Amazon is big and getting bigger
More than half of online consumers in the U.S. now begin their shopping journey on Amazon. If that’s not convincing enough, then consider this: 44 percent of the American population is now within 20 miles of an Amazon fulfillment center. Needless to say, Amazon’s $100 billion in annual sales and surging growth rate make it too compelling for manufacturers to avoid. But this isn’t an Amazon-only phenomenon. Other retailers like Wal-Mart are also making their own moves to strengthen digital, making it imperative for manufacturers to understand and leverage this channel shift.

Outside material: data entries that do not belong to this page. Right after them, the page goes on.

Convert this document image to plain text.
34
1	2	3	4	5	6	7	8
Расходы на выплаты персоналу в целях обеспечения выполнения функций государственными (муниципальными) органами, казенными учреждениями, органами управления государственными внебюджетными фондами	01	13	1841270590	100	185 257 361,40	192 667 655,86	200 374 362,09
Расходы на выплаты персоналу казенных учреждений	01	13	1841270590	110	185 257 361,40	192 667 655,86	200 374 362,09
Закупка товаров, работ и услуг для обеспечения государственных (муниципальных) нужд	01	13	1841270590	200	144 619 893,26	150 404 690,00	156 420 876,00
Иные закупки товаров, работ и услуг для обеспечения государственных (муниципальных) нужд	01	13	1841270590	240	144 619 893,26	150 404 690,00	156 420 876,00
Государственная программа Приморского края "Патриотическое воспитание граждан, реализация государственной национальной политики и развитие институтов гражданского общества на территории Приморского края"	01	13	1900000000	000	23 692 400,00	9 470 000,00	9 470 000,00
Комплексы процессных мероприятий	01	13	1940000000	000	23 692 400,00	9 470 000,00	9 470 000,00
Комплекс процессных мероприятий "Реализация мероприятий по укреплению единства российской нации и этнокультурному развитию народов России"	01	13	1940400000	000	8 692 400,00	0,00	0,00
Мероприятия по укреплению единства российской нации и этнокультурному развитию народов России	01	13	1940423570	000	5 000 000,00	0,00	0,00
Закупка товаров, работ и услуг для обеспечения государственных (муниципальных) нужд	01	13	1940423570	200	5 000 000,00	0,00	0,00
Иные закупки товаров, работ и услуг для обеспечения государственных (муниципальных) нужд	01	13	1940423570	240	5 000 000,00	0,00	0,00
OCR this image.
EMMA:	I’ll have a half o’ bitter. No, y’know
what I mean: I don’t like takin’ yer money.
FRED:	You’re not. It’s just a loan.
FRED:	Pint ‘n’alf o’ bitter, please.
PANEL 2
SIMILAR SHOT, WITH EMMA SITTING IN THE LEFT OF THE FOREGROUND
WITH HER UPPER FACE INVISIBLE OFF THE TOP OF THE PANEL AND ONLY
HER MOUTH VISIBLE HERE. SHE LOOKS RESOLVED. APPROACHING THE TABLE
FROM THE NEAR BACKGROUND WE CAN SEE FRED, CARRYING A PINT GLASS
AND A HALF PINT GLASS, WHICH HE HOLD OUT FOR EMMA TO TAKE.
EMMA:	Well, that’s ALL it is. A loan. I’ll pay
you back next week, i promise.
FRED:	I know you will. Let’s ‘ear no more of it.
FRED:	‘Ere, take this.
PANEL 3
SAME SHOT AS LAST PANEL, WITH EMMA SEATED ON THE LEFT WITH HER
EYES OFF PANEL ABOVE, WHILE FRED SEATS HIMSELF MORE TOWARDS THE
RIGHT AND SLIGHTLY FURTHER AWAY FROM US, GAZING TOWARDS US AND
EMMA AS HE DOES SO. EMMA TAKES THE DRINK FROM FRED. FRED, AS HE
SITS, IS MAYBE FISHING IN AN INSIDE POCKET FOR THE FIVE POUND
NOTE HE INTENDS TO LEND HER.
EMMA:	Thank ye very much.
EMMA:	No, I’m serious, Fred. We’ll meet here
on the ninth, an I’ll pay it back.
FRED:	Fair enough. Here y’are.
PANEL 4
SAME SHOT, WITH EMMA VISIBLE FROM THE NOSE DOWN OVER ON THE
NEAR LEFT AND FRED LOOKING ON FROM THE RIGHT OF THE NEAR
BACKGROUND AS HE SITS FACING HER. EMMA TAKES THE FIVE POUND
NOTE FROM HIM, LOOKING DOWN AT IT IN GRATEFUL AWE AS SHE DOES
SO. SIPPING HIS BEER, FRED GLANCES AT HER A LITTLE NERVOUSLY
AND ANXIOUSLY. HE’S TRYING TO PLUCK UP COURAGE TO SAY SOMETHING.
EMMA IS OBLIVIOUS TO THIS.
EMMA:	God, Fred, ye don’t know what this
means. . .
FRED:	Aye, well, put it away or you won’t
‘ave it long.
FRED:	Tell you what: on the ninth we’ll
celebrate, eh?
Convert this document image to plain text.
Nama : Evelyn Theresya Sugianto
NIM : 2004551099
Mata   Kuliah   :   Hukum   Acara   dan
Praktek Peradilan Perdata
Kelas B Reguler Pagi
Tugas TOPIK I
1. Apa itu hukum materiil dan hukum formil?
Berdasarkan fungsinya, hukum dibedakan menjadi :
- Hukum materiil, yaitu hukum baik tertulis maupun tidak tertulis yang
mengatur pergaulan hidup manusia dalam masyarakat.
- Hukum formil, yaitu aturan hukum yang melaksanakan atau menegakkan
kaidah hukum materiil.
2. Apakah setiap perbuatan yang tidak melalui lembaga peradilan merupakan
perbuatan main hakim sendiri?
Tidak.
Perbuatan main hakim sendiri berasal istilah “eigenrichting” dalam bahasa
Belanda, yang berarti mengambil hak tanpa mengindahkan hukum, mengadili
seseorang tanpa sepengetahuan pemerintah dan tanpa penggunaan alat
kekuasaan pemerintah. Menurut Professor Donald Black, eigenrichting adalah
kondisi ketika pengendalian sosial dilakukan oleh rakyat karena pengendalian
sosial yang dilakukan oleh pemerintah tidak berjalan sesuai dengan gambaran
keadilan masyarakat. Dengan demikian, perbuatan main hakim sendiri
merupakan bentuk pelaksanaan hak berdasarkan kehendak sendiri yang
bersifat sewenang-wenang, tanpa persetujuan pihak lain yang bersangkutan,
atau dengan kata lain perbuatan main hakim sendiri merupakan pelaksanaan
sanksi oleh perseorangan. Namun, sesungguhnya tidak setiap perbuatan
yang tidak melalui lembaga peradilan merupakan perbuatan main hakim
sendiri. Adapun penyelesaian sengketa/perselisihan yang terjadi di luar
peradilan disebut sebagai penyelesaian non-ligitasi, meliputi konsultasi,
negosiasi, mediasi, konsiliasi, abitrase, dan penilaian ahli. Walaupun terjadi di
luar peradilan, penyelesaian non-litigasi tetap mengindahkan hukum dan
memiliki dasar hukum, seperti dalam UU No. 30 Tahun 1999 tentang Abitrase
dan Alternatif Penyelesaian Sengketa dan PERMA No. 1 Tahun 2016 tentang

Conventional channels are slowing down
Conventional retail is at an inflection point. Changing shopper behavior is forcing them to reconfigure their proposition, in some cases even closing physical stores. This is making an impact on B2B and B2C manufacturers that depend on conventional channels. And continuing to solely do business on conventional channels may result in compression in sales for many.
Many competitors are already doing it
Several brands and manufacturers have made announcements about embracing and accelerating online. High-end brands such as Prada have announced plans to increase sales on digital. Under Armour has been investing heavily in fitness apps as a way to sell directly to consumers online. And there are others who are taking similar decisions.
Embracing digital will no longer be a choice for manufacturers but a vital ingredient in being more relevant to customers.